From: Jukka K. Korpela <jkorpela@cs.tut.fi>
Date: Mon, 6 Sep 2004 22:07:07 +0300 (EEST)
To: "Suscheck, Chuck" <chuck.suscheck@colostate-pueblo.edu>
Cc: www-validator@w3.org
Message-ID: <Pine.GSO.4.58.0409062113250.22940@korppi.cs.tut.fi>

On Mon, 6 Sep 2004, Suscheck, Chuck wrote:

> The attached file validates strict.

Generally, you should post a URL, not a copy of code.

> I don't believe it should.

It would be better to tell the reasons why you believe so.

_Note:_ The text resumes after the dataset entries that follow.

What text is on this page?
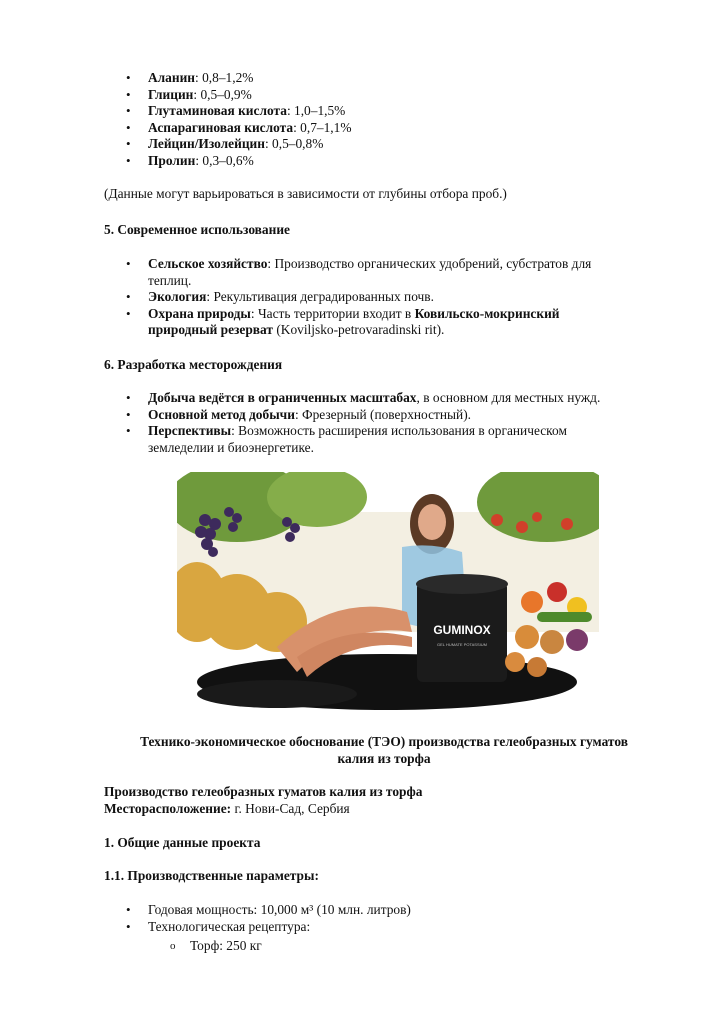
• Аланин: 0,8–1,2%
• Глицин: 0,5–0,9%
• Глутаминовая кислота: 1,0–1,5%
• Аспарагиновая кислота: 0,7–1,1%
• Лейцин/Изолейцин: 0,5–0,8%
• Пролин: 0,3–0,6%
(Данные могут варьироваться в зависимости от глубины отбора проб.)
5. Современное использование
• Сельское хозяйство: Производство органических удобрений, субстратов для
теплиц.
• Экология: Рекультивация деградированных почв.
• Охрана природы: Часть территории входит в Ковильско-мокринский
природный резерват (Koviljsko-petrovaradinski rit).
6. Разработка месторождения
• Добыча ведётся в ограниченных масштабах, в основном для местных нужд.
• Основной метод добычи: Фрезерный (поверхностный).
• Перспективы: Возможность расширения использования в органическом
земледелии и биоэнергетике.
GUMINOX
GEL HUMATE POTASSIUM
Технико-экономическое обоснование (ТЭО) производства гелеобразных гуматов
калия из торфа
Производство гелеобразных гуматов калия из торфа
Месторасположение: г. Нови-Сад, Сербия
1. Общие данные проекта
1.1. Производственные параметры:
• Годовая мощность: 10,000 м³ (10 млн. литров)
• Технологическая рецептура:
o Торф: 250 кг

> <p />First homework assignment<p />

This is odd - probably caused by misunderstanding misguided lessons on
XHTML. <p /> is per se valid by XHTML rules. It is equivalent to <p></p>,
which is something that the HTML 4.01 specifications explicitly frowns
upon, saying that it (i.e., an empty paragraph) should not be used. But
this is not a syntactic limitation, and surely not something enforced in
a DTD. The construct <p /> also violates the recommendation that such
notations should only be used for elements with EMPTY declared content,
but this isn't a validity issue either.

However, it does become a validity issue in XHTML 1.0 Strict when it
appears directly inside <body>, since by Strict rules, "loose" text
outside block elements is not allowed.

And here comes the tricky part. The document has

<!DOCTYPE html PUBLIC "-//W3C//DTD XHTML 1.0 strict //EN"
"http://www.w3.org/TR/xhtml1/DTD/xhtml1-strict.dtd">

which is incorrect - the quoted string has "strict" in lowercase and a
space after it, but the quoted string should be written exactly. In fact
if you do that, the validator correctly reports the three syntax errors
(character data and <br> element not allowed directly as subelements of
<body>). But when the string is malformed, the validator gets really wild.
It claims that the document "Is Valid -//W3C//DTD XHTML 1.0 strict //EN!",
which is just nonsense.

I wonder why the validator does not use the actual DTD specified by the
second string but instead performs a phoney validation. Reporting the
document as valid -//W3C//DTD XHTML 1.0 strict //EN is further confusion.
I think this confirms the observation that the validator should stop
issuing "Valid XXX!" messafes. Either a document is valid by SGML or XML
rules, or it is not. Being "Valid FooML!" means nothing, or worse.
It's a wrong way of being user-friendly.

It seems to me that when the first quoted string in the DOCTYPE
declaration is not one recognized by the validator, the validator
implicitly assumes XHTML 1.0 Transitional, without saying it, and
actually saying something completely different. At least if I modify the
document, I get error messages from constructs that don't match
XHTML 1.0 Transitional.

-- 
Jukka "Yucca" Korpela, http://www.cs.tut.fi/~jkorpela/

Received on Monday, 6 September 2004 19:07:40 UTC